Reputation: 2044
I found a post indicating how I might tell bsub to wait for a specified set of jobs to finish before running here, however this only works if one knows the number of jobs before hand.
I would like to run an arbitrary number of jobs, and run a "wrapping up" job after all my jobs have finished
here is my script:
#!/bin/bash
for file in dir/*; do # I don't know how many jobs will be created
bsub "./do_it_once.sh $file"
done
bsub -w "done(1) && done(2) && done(3)" merge_results.sh
The above script will work when there are 3 jobs submitted, but what if there are n jobs? how can I specify that I want to wait for all the jobs to finish?
Upvotes: 2
Views: 2686
Reputation: 1
Since the output of bjobs
is 1 line (No unfinished job found
) when no job is pending/running, and 2 lines when there is at least 1 jobs pending/running:
JOBID USER STAT QUEUE FROM_HOST EXEC_HOST JOB_NAME SUBMIT_TIME
25156 awesome RUN best_queue superhost 30*host cool_name Jun 16 05:38
You can loop on bjobs | wc -l
using:
for job in $some_jobs;
bsub < $job
# Waiting for jobs to complete
while [[ `bjobs | wc -l` -ge 2 ]] ; do \
sleep 15
done
done
One benefit of this technique is that you can launch multiple jobs regardless on how many you need to run.
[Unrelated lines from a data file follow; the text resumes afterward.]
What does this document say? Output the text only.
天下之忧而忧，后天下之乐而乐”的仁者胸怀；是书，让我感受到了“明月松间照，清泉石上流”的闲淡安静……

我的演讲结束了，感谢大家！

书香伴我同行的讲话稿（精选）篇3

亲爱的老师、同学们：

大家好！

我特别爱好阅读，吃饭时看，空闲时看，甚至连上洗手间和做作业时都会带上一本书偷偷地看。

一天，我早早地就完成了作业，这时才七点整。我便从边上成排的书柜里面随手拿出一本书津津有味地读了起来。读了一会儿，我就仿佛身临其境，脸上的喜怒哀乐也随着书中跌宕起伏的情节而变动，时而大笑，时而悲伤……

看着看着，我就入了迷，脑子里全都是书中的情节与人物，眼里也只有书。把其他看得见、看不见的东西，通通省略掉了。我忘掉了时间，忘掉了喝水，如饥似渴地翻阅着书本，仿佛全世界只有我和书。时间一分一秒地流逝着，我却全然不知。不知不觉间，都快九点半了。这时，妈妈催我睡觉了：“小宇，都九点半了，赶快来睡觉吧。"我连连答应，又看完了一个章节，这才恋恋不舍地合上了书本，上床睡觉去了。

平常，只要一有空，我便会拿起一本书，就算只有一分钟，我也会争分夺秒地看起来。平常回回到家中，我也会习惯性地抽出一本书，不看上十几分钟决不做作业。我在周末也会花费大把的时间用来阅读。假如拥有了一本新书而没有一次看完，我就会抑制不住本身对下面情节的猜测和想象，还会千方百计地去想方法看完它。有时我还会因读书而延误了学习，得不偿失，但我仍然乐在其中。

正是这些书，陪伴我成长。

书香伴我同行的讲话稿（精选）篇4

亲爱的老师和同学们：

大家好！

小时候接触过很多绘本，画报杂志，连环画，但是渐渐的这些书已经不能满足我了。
Just loop on them before waiting. This is clearly not the cleanest way to do it but it works at the moment.
for some_jobs in $job_groups; do \
for job in $some_jobs; do \
bsub < $job
done
# Waiting for jobs to complete
while [[ `bjobs | wc -l` -ge 2 ]] ; do \
sleep 15
done
done
Upvotes: 0
Reputation: 2044
Based off of cxw's reply, I got something working. It doesn't use arrays. However, the -w command can take wildcards, so I named each job similarly.
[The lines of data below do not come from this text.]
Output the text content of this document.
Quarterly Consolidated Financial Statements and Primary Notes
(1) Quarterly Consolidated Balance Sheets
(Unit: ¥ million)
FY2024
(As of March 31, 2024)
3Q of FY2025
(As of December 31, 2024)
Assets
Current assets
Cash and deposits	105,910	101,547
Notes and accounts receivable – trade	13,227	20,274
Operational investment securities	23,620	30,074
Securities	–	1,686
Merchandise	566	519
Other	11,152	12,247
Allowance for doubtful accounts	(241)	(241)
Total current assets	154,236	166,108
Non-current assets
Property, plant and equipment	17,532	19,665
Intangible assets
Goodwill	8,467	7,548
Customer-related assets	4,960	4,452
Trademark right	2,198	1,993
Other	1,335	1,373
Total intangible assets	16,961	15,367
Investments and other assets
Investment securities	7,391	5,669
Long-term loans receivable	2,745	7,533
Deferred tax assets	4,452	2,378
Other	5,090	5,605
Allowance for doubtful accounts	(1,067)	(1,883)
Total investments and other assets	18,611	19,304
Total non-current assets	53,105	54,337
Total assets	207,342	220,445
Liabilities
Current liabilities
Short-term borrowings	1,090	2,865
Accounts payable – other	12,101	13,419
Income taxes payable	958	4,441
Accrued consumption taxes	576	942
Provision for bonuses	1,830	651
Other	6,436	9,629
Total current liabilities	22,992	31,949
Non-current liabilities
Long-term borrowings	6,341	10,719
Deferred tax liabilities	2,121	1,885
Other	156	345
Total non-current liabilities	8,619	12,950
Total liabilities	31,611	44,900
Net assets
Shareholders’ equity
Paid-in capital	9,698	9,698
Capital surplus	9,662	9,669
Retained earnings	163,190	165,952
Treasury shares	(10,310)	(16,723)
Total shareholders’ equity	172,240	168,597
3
Still not sure if this is the correct way to call bsub
, since you need to call it once every time, but it works.
edited from cxw:
#!/bin/bash
jobnum=0
for file in src/*; do # I don't know how many jobs will be created
bsub -J "myjobs${jobnum}" "./do_it_once.sh $file"
jobnum=$((jobnum + 1))
done
bsub -w "done(myjobs*)" merge_results.sh
Upvotes: 1
Reputation: 3016
Here's my full solution which adds time control and gives the number of failed jobs. Also takes care to kill children of failed jobs if needed, and deals with zombie or uninterruptible processes:
function Logger {
echo "$1"
}
# Portable child (and grandchild) kill function tester under Linux, BSD and MacOS X
function KillChilds {
local pid="${1}" # Parent pid to kill childs
local self="${2:-false}" # Should parent be killed too ?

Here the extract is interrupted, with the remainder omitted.